AS03: The entrepreneurs and dot-commers
Is the new economy less about 'new' and more about 'economy' these days?
Tony Hallett wonders whether the current climate in high-tech places more emphasis on established businesses and managers…
It has traditionally been easy to look at silicon.com Agenda Setters polls and see who the rising stars are and for the last few years that group has to a great extent been entwined with those launching internet start-ups or taking them on to the next level. Not so this time - albeit with a couple of exceptions.

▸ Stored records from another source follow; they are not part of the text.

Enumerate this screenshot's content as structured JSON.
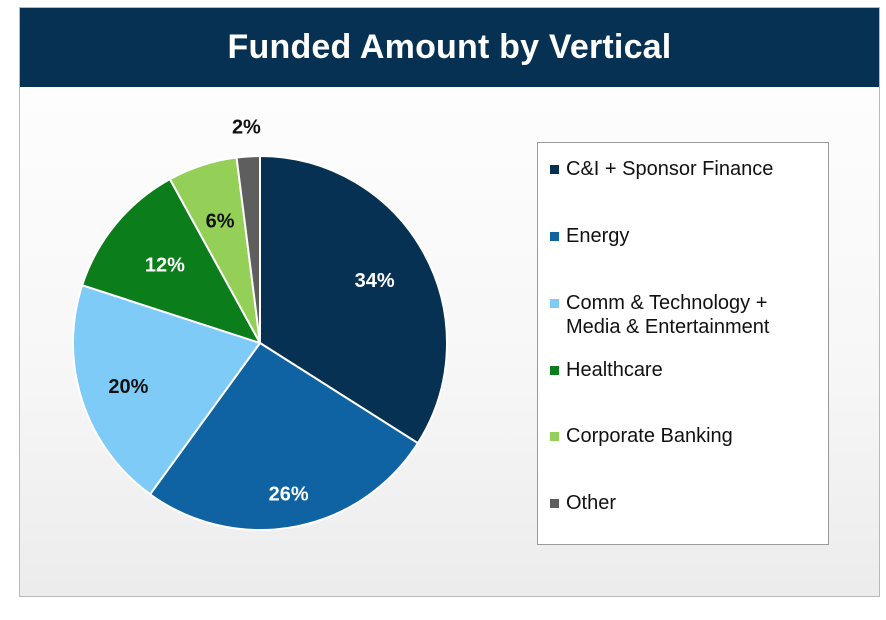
{
  "chart_data": {
    "type": "pie",
    "title": "Funded Amount by Vertical",
    "slices": [
      {
        "label": "C&I + Sponsor Finance",
        "value": 34,
        "display": "34%",
        "color": "#063152",
        "label_color": "#ffffff"
      },
      {
        "label": "Energy",
        "value": 26,
        "display": "26%",
        "color": "#0f63a3",
        "label_color": "#ffffff"
      },
      {
        "label": "Comm & Technology +\nMedia & Entertainment",
        "value": 20,
        "display": "20%",
        "color": "#7ecbf7",
        "label_color": "#111111"
      },
      {
        "label": "Healthcare",
        "value": 12,
        "display": "12%",
        "color": "#0b7d1a",
        "label_color": "#ffffff"
      },
      {
        "label": "Corporate Banking",
        "value": 6,
        "display": "6%",
        "color": "#94d058",
        "label_color": "#111111"
      },
      {
        "label": "Other",
        "value": 2,
        "display": "2%",
        "color": "#5e5e5e",
        "label_color": "#111111"
      }
    ],
    "legend_position": "right"
  }
}
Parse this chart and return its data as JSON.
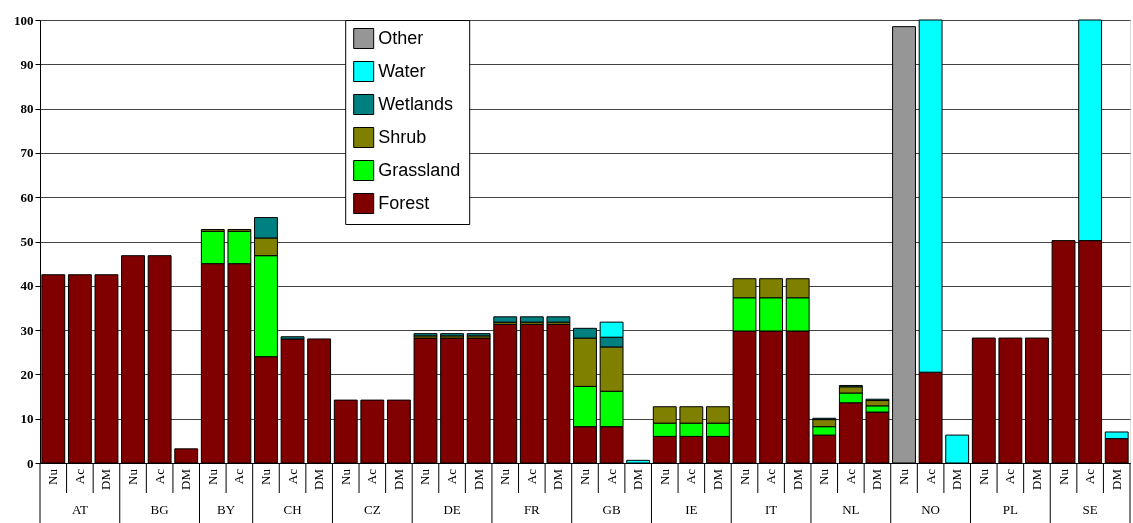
{
  "chart_data": {
    "type": "bar",
    "stacked": true,
    "categories": [
      "Nu",
      "Ac",
      "DM",
      "Nu",
      "Ac",
      "DM",
      "Nu",
      "Ac",
      "Nu",
      "Ac",
      "DM",
      "Nu",
      "Ac",
      "DM",
      "Nu",
      "Ac",
      "DM",
      "Nu",
      "Ac",
      "DM",
      "Nu",
      "Ac",
      "DM",
      "Nu",
      "Ac",
      "DM",
      "Nu",
      "Ac",
      "DM",
      "Nu",
      "Ac",
      "DM",
      "Nu",
      "Ac",
      "DM",
      "Nu",
      "Ac",
      "DM",
      "Nu",
      "Ac",
      "DM"
    ],
    "annotations": [
      "AT",
      "BG",
      "BY",
      "CH",
      "CZ",
      "DE",
      "FR",
      "GB",
      "IE",
      "IT",
      "NL",
      "NO",
      "PL",
      "SE"
    ],
    "series": [
      {
        "name": "Forest",
        "color": "#800000",
        "values": [
          42.5,
          42.5,
          42.5,
          46.8,
          46.8,
          3.2,
          45,
          45,
          24,
          28,
          28,
          14.2,
          14.2,
          14.2,
          28.2,
          28.2,
          28.2,
          31.3,
          31.3,
          31.3,
          8.2,
          8.2,
          null,
          6,
          6,
          6,
          29.8,
          29.8,
          29.8,
          6.3,
          13.6,
          11.5,
          null,
          20.5,
          null,
          28.2,
          28.2,
          28.2,
          50.2,
          50.2,
          5.5
        ]
      },
      {
        "name": "Grassland",
        "color": "#00ff00",
        "values": [
          null,
          null,
          null,
          null,
          null,
          null,
          7.3,
          7.3,
          22.8,
          null,
          null,
          null,
          null,
          null,
          null,
          null,
          null,
          null,
          null,
          null,
          9.1,
          8,
          null,
          3,
          3,
          3,
          7.5,
          7.5,
          7.5,
          1.9,
          2.2,
          1.4,
          null,
          null,
          null,
          null,
          null,
          null,
          null,
          null,
          null
        ]
      },
      {
        "name": "Shrub",
        "color": "#808000",
        "values": [
          null,
          null,
          null,
          null,
          null,
          null,
          0.4,
          0.4,
          4,
          null,
          null,
          null,
          null,
          null,
          0.5,
          0.5,
          0.5,
          0.5,
          0.5,
          0.5,
          10.9,
          10,
          null,
          3.7,
          3.7,
          3.7,
          4.3,
          4.3,
          4.3,
          1.6,
          1.4,
          1.2,
          null,
          null,
          null,
          null,
          null,
          null,
          null,
          null,
          null
        ]
      },
      {
        "name": "Wetlands",
        "color": "#008080",
        "values": [
          null,
          null,
          null,
          null,
          null,
          null,
          null,
          null,
          4.6,
          0.5,
          null,
          null,
          null,
          null,
          0.5,
          0.5,
          0.5,
          1.2,
          1.2,
          1.2,
          2.2,
          2.2,
          null,
          null,
          null,
          null,
          null,
          null,
          null,
          0.3,
          0.3,
          0.3,
          null,
          null,
          null,
          null,
          null,
          null,
          null,
          null,
          null
        ]
      },
      {
        "name": "Water",
        "color": "#00ffff",
        "values": [
          null,
          null,
          null,
          null,
          null,
          null,
          null,
          null,
          null,
          null,
          null,
          null,
          null,
          null,
          null,
          null,
          null,
          null,
          null,
          null,
          null,
          3.4,
          0.6,
          null,
          null,
          null,
          null,
          null,
          null,
          null,
          null,
          null,
          null,
          79.5,
          6.3,
          null,
          null,
          null,
          null,
          49.8,
          1.5
        ]
      },
      {
        "name": "Other",
        "color": "#969696",
        "values": [
          null,
          null,
          null,
          null,
          null,
          null,
          null,
          null,
          null,
          null,
          null,
          null,
          null,
          null,
          null,
          null,
          null,
          null,
          null,
          null,
          null,
          null,
          null,
          null,
          null,
          null,
          null,
          null,
          null,
          null,
          null,
          null,
          98.5,
          null,
          null,
          null,
          null,
          null,
          null,
          null,
          null
        ]
      }
    ],
    "ylim": [
      0,
      100
    ],
    "yticks": [
      0,
      10,
      20,
      30,
      40,
      50,
      60,
      70,
      80,
      90,
      100
    ],
    "grid": "y",
    "legend": "top"
  }
}
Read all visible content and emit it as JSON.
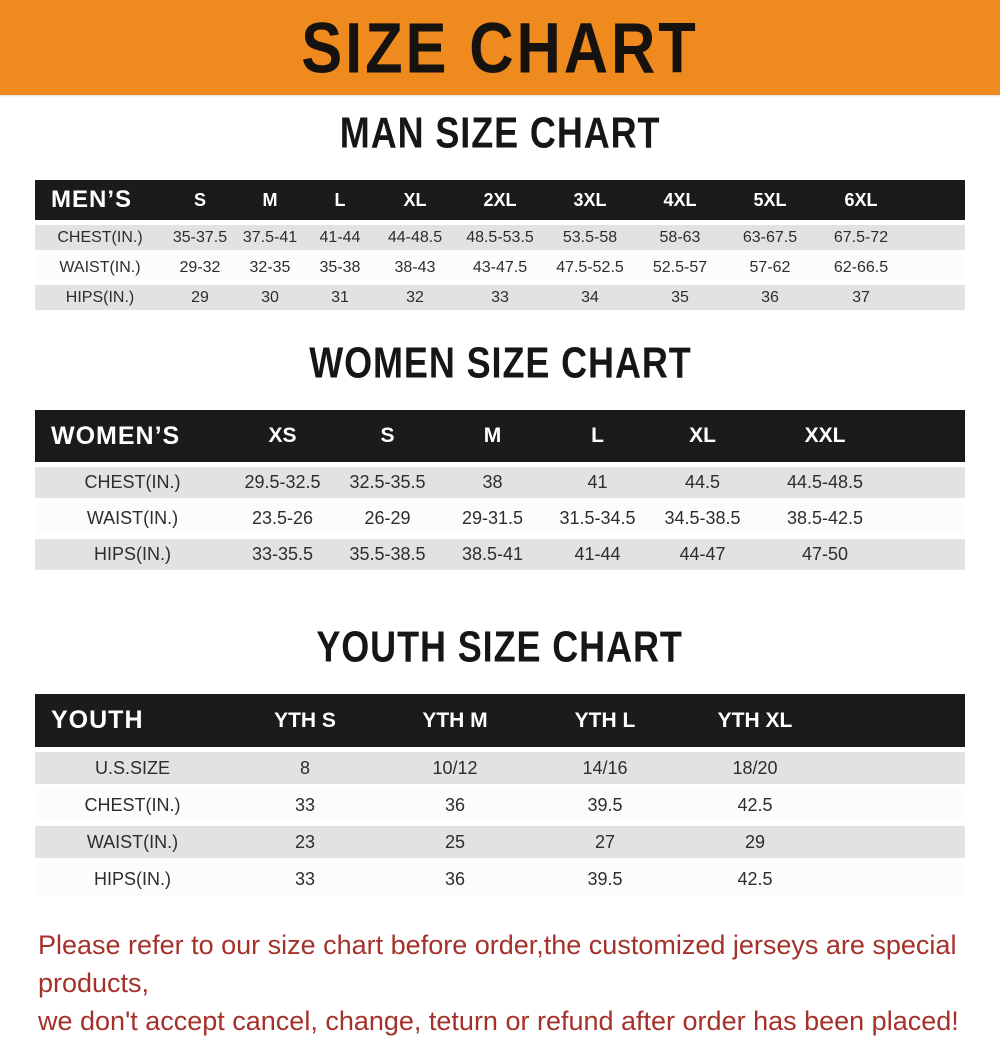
{
  "banner": {
    "title": "SIZE CHART"
  },
  "colors": {
    "banner_orange": "#EE8A1E",
    "header_bar_black": "#1B1B1B",
    "row_gray": "#E2E2E2",
    "row_white": "#FCFCFC",
    "note_red": "#A5312B"
  },
  "chart_data": [
    {
      "type": "table",
      "title": "MAN SIZE CHART",
      "corner_label": "MEN’S",
      "columns": [
        "S",
        "M",
        "L",
        "XL",
        "2XL",
        "3XL",
        "4XL",
        "5XL",
        "6XL"
      ],
      "rows": [
        {
          "label": "CHEST(IN.)",
          "values": [
            "35-37.5",
            "37.5-41",
            "41-44",
            "44-48.5",
            "48.5-53.5",
            "53.5-58",
            "58-63",
            "63-67.5",
            "67.5-72"
          ]
        },
        {
          "label": "WAIST(IN.)",
          "values": [
            "29-32",
            "32-35",
            "35-38",
            "38-43",
            "43-47.5",
            "47.5-52.5",
            "52.5-57",
            "57-62",
            "62-66.5"
          ]
        },
        {
          "label": "HIPS(IN.)",
          "values": [
            "29",
            "30",
            "31",
            "32",
            "33",
            "34",
            "35",
            "36",
            "37"
          ]
        }
      ]
    },
    {
      "type": "table",
      "title": "WOMEN SIZE CHART",
      "corner_label": "WOMEN’S",
      "columns": [
        "XS",
        "S",
        "M",
        "L",
        "XL",
        "XXL"
      ],
      "rows": [
        {
          "label": "CHEST(IN.)",
          "values": [
            "29.5-32.5",
            "32.5-35.5",
            "38",
            "41",
            "44.5",
            "44.5-48.5"
          ]
        },
        {
          "label": "WAIST(IN.)",
          "values": [
            "23.5-26",
            "26-29",
            "29-31.5",
            "31.5-34.5",
            "34.5-38.5",
            "38.5-42.5"
          ]
        },
        {
          "label": "HIPS(IN.)",
          "values": [
            "33-35.5",
            "35.5-38.5",
            "38.5-41",
            "41-44",
            "44-47",
            "47-50"
          ]
        }
      ]
    },
    {
      "type": "table",
      "title": "YOUTH SIZE CHART",
      "corner_label": "YOUTH",
      "columns": [
        "YTH S",
        "YTH M",
        "YTH L",
        "YTH XL"
      ],
      "rows": [
        {
          "label": "U.S.SIZE",
          "values": [
            "8",
            "10/12",
            "14/16",
            "18/20"
          ]
        },
        {
          "label": "CHEST(IN.)",
          "values": [
            "33",
            "36",
            "39.5",
            "42.5"
          ]
        },
        {
          "label": "WAIST(IN.)",
          "values": [
            "23",
            "25",
            "27",
            "29"
          ]
        },
        {
          "label": "HIPS(IN.)",
          "values": [
            "33",
            "36",
            "39.5",
            "42.5"
          ]
        }
      ]
    }
  ],
  "note": {
    "line1": "Please refer to our size chart before order,the customized jerseys are special products,",
    "line2": "we don't accept cancel, change, teturn or refund after order has been placed!"
  }
}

We've made the decision to exclude Steve Jobs (at 1) and Bill Gates (2) as entrepreneurs. They have clearly been entrepreneurial during their careers and are likely to be again but right now the feeling is that they're doing good jobs at running their businesses. Michael Dell (12) is also doing that but from meeting the man at the start of the year and knowing the strategy we'd say he's still breaking new ground, still fostering something of a start-up mentality. So he is an entrepreneur - we say so.
Glad to get that out the way - and it leaves us, most notably, with three leaders of companies with something very important in common: any one of them could prove to be the big IPO of 2004.
Google has been a huge success and this time the Google-related vote was split between CTO cum co-founder Sergey Brin, last year's 8 down now to 24, and Eric Schmidt, the search engine's CEO. Schmidt, a tech industry veteran famously with spells at Novell and Sun under his belt, is important now because of the flotation factor.
"Google will IPO next year and everyone will watch that because it will be a benchmark of what happens in that industry," said panellist and VC Ajay Chowdhury.
James Bennet, founder of the European Technology Forum tempered that view slightly, saying: "Schmidt is a pedigree manager, though he didn't manage to sort out Novell."
At 38 is another of Bennet's favourites, salesforce.com CEO Marc Benioff. He, too, leads a company with a chance to be the IPO bell-wether, and then there's David Levin (17), admittedly less of an entrepreneur, at Symbian. Ditto their flotation prospects.
But meandering to the world of internet-based companies, we can see two UK-based newcomers with the X factor - hear what they're doing and it seems obvious they'll be a success. Steve Linford, at number 19, is a net hero because of his timely anti-spam crusade at SpamHaus. Richard Allan MP and panellist said: "Steve is a normal, very unassuming guy but he is really hitting the crunch legal point, finding out in real time who the spammers are."
Meanwhile, Stephen Hill at 41 runs Betfair.com, whose new business model for online gambling has traditional bookies running scared.
They are proof that there is still much room for innovation in the new new economy. There are those from the old new economy who still make an appearance, though the absence of Meg Whitman, eBay CEO (at 34 and 16 the last two years), is a mystery.
However, rival and CEO at Amazon, Jeff Bezos, makes it four years in a row - and not many other individuals can say that - at 32 and Terry Semel, CEO at a resurgent Yahoo!, is all the way up at 23. Wasn't this ex-Hollywood exec just supposed to be teeing up a trade sale or presiding over a gradual decline?
And if we're talking about entrepreneurs Google and Yahoo! then we have to mention Mike Moritz, the only VC on the list (sneaking in at 50) and partner at Silicon Valley's Sequoia Capital, who backed both companies as start-ups.
In all honesty, it's clear that being entrepreneurial is about a lot more than doing a start-up. Just ask Dell or Moritz. Or even Jobs and Gates.